13 Department of Surgery, Division of Surgical Oncology, The Ohio State University Wexner, Medical Center and James Comprehensive Cancer Center, Columbus, OH, USA. Tim.Pawlik@osumc.edu.
Abstract
BACKGROUND: To define early versus late recurrence based on post-recurrence survival (PRS) among patients undergoing curative resection for hepatocellular carcinoma (HCC).
METHODS: Patients who underwent curative-intent resection for HCC between 2000 and 2017 were identified from an international multi-institutional database. The optimal cut-off time point to discriminate early versus late recurrence was determined relative to PRS.

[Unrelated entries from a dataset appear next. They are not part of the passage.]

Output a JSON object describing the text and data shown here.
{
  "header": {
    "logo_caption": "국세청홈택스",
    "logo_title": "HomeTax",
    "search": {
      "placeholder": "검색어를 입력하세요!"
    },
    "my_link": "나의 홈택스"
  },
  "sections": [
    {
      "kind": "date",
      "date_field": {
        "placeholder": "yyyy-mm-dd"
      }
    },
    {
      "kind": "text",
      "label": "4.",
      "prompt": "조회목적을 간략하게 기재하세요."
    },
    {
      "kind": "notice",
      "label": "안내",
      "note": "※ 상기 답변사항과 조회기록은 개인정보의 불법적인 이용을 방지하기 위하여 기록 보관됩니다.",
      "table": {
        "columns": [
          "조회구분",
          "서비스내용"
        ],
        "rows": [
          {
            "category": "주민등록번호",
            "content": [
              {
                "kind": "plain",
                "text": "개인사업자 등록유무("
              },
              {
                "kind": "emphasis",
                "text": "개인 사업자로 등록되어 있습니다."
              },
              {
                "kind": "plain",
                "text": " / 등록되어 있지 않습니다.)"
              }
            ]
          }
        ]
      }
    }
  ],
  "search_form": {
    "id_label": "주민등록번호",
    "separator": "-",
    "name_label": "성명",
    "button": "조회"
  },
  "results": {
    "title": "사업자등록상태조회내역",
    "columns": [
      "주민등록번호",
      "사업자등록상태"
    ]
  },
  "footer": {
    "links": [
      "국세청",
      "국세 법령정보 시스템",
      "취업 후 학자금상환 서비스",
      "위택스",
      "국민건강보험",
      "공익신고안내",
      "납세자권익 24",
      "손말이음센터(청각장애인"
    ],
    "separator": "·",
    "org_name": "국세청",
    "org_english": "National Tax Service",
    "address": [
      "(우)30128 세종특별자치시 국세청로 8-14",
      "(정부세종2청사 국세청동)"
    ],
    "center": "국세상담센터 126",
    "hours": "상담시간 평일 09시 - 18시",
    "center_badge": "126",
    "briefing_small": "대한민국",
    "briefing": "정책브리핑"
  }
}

RESULTS: Among 1004 patients, 443 (44.1%) patients experienced recurrence with a median recurrence-free survival time of 12 months. A cut-off time point of 8 months was defined as the optimal threshold based on sensitivity analyses relative to PRS for early (n = 165, 37.2%) versus late relapse (n = 278, 62.8%) (p = 0.008). Early recurrence was associated with worse PRS (median PRS, 27.0 vs. 43.0 months, p = 0.019), as well as overall survival (OS) (median OS, 32.0 versus 74.0 months, p < 0.001) versus late recurrence. In addition, patients who recurred early were more likely to recur at extra- ± intrahepatic (35.5% vs. 19.8%, p = 0.003) sites and were less likely to have the recurrence treated with curative intent (33.8% vs. 45.7%, p = 0.08). Patients undergoing curative re-treatment of late recurrence had a comparable OS with patients who had no recurrence (median OS, 139.0 vs. 140.0 months); patients with early recurrence had inferior OS after curative re-treatment versus patients with no recurrence (median OS, 69.0 vs. 140.0 months, p = 0.036), yet still better than patients who received palliative treatment for early recurrence (median OS, 69.0 vs. 21.0 months, p < 0.001).
CONCLUSIONS: Eight months was identified as the cut-off value to differentiate early versus late recurrence. Curative-intent treatment for recurrent intrahepatic tumors was associated with reasonable long-term outcomes.